Forecasting Political Unrest: Machine Learning Approach for Predicting Early Warning Signs Through Data Analytics
A comprehensive study comparing 13 machine learning frameworks for forecasting early warning signs of political violence using multilingual news data and the ACLED dataset.
Introduction
Political violence refers to violent acts driven by political motives or objectives, and its consequences on communities and societies have been severe. Global studies show that countries experiencing civil wars and international disputes are considerably more prone to political violence, causing sudden damage to civilians, infrastructure, and governance. The increasing trend of violent outbursts has underlined the need for models that can forecast such events and enable timely interventions. This study presents a methodology that compares multiple machine learning frameworks for forecasting early warning signs of political violence based on news data, using the Armed Conflict Location Event Data Project (ACLED) dataset spanning 2010 to 2020.
Framework
The political violence prediction framework follows a structured pipeline covering data preprocessing, feature extraction, and machine learning based prediction of political events such as protests, battles, and violence against civilians. The process begins with data cleaning to remove redundant entries and missing values. Key features are then identified including event types, sub-event types, locations, fatality rates, and news sources. TF-IDF (Term Frequency-Inverse Document Frequency) is used to convert textual data into meaningful numerical feature vectors. To analyze political narratives across languages, a multilingual classification strategy is introduced where both Urdu and English news data are considered. The framework is illustrated in a full pipeline covering data collection, preprocessing, feature engineering, and model building using both traditional and deep learning techniques.
Challenges and Solutions
Forecasting political violence is inherently difficult due to complex socio-political dynamics that are hard to quantify, including ethnic tensions, socio-economic disparities, and historical grievances. Class imbalance in the dataset, where certain event types are significantly overrepresented, poses a major challenge for deep learning models, leading to biased predictions and poor generalization. Multilingual classification adds further complexity, particularly for low-resource languages like Urdu.
To address these challenges, the study evaluates 13 different machine learning models ranging from traditional supervised learning methods to advanced transformer-based architectures. Standard preprocessing techniques including stemming, lemmatization, stopword removal, and text normalization are applied consistently. For cross-lingual modeling, English text is translated into Urdu using the Google Translate API, with 500 samples manually reviewed by human annotators to maintain translation quality. Hyperparameter tuning is applied to deep learning models to improve accuracy and reduce overfitting.
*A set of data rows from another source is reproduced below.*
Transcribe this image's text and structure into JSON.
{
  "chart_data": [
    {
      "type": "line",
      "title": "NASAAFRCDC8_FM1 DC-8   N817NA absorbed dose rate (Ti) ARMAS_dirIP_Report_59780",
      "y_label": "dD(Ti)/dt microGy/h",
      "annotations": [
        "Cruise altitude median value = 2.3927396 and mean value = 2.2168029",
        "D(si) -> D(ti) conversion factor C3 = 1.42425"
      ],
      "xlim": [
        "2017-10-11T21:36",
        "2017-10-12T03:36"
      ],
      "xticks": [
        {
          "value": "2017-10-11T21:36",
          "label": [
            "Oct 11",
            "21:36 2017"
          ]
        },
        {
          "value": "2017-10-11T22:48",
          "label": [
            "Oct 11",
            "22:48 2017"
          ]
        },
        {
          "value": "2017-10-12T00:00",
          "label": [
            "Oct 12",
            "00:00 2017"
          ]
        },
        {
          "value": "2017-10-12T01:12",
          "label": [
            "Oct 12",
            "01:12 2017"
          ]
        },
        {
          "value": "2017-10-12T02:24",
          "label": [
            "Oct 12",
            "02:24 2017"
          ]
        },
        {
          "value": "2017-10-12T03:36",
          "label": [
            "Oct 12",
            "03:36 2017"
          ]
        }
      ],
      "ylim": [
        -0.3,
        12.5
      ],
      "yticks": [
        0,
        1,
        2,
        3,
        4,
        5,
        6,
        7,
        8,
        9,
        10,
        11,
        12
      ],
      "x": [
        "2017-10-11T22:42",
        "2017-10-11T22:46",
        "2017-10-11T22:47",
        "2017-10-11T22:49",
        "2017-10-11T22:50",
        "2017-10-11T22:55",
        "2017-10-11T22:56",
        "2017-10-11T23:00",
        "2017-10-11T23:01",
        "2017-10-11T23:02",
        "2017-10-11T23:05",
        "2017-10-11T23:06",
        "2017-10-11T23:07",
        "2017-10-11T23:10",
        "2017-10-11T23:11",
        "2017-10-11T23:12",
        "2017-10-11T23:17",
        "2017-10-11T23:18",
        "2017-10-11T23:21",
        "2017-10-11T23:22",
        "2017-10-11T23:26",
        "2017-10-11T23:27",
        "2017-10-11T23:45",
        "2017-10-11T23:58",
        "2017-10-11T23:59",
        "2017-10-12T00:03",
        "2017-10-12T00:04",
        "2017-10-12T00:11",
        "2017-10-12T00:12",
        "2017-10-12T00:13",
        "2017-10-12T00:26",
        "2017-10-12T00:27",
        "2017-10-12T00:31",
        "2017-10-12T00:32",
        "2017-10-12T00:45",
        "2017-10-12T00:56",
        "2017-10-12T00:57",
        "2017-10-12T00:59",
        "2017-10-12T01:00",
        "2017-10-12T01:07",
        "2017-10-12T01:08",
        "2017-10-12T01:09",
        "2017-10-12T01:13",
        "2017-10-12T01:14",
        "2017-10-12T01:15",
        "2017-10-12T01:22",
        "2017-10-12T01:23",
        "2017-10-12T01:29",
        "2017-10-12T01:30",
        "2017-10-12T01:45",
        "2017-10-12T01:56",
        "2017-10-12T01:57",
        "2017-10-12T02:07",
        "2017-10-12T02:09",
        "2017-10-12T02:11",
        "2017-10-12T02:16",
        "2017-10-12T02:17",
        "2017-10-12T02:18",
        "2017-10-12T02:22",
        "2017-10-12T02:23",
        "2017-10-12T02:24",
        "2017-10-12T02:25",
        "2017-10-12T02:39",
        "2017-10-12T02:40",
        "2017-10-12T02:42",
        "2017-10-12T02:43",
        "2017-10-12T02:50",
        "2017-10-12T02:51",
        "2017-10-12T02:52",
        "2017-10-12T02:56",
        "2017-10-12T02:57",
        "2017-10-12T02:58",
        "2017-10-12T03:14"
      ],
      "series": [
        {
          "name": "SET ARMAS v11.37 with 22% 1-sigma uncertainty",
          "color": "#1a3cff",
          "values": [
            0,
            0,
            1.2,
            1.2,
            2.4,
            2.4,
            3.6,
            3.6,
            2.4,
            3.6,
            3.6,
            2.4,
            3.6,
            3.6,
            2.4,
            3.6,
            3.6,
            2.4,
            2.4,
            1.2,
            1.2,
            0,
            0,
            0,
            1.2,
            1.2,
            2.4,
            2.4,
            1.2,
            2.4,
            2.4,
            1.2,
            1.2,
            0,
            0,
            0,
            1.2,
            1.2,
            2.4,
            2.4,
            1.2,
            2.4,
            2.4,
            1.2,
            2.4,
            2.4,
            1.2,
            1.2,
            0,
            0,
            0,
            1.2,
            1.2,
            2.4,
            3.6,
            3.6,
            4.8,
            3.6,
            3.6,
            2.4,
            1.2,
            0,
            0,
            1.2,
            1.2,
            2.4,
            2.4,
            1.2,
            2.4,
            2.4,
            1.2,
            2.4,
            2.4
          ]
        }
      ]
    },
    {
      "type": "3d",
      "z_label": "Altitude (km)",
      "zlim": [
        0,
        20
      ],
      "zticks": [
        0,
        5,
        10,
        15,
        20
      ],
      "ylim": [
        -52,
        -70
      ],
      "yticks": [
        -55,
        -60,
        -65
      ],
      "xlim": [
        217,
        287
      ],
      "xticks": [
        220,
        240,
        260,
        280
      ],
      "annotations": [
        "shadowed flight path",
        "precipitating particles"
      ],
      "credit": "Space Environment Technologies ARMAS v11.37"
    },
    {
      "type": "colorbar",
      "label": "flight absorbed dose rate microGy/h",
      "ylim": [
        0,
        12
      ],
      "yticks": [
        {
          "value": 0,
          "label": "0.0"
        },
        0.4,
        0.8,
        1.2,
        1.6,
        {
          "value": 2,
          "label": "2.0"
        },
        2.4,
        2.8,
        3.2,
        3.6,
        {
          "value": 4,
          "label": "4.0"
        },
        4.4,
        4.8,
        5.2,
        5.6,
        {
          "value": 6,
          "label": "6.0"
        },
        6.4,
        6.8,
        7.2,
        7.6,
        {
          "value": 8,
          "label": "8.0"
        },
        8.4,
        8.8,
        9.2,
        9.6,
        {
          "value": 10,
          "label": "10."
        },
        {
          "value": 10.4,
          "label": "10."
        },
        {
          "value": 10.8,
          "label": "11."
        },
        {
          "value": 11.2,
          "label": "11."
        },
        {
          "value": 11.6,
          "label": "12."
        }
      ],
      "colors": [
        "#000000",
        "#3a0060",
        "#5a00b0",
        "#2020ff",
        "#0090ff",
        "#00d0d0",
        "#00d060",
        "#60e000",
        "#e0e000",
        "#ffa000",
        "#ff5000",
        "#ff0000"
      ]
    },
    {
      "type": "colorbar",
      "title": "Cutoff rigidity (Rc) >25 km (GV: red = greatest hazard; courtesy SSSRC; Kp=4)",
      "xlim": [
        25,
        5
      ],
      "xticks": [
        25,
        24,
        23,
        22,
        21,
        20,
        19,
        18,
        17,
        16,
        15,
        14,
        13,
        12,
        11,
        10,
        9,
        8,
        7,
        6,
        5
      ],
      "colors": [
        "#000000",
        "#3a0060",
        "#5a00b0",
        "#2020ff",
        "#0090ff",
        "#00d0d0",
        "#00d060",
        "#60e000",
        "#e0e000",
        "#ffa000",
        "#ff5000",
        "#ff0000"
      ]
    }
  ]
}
Evaluation and Performance
Models are evaluated using accuracy, precision, recall, and F1 score across both English and Urdu datasets. Traditional models such as Logistic Regression and Decision Tree achieved the highest performance at 98% accuracy, with Logistic Regression recording a precision of 0.90, recall of 0.73, and F1 score of 0.77. These models outperformed deep learning architectures due to their robustness with structured and imbalanced datasets. LSTM achieved 93% accuracy but showed lower precision and recall due to class imbalance and feature sparsity. Transformer-based models presented mixed results; RoBERTa with ADAM optimizer reached 97% accuracy, while BERT configurations with LAMB and ADAFACTOR optimizers degraded severely to 4–5% accuracy, highlighting the critical role of optimizer selection. Multilingual BERT performed poorly across both Urdu and English datasets with only 2–3% accuracy, despite being pre-trained on over 100 languages. A real-time case study using 57,700 tweets about the Kashmir conflict showed Logistic Regression achieving the best classification accuracy of 55%, predicting a 69% likelihood of government action to restore Article 370 based on public sentiment trends.
Future Directions
Future work should integrate real-time data streams to improve prediction accuracy and expand datasets to enhance generalization. Predictions will be extended to cover countries across South Asia, with news collected through online sources and web scraping techniques. Addressing class imbalance and improving fairness in model outputs remain important priorities. Hybrid approaches combining traditional machine learning with transformer-based techniques are expected to offer a more balanced solution for political violence forecasting.
Conclusion
This study demonstrates that traditional machine learning models like Logistic Regression and Decision Tree are highly effective for forecasting political violence when applied to structured datasets like ACLED, outperforming more complex deep learning architectures. The BERT-Multilingual framework showed promise for multilingual classification but requires further refinement to handle low-resource languages effectively. The real-time Twitter case study further validates the framework's ability to detect political trends and anticipate government actions. These findings provide actionable insights for policymakers to enhance preparedness and response to political violence threats, while setting a new benchmark for advanced analytics in conflict forecasting.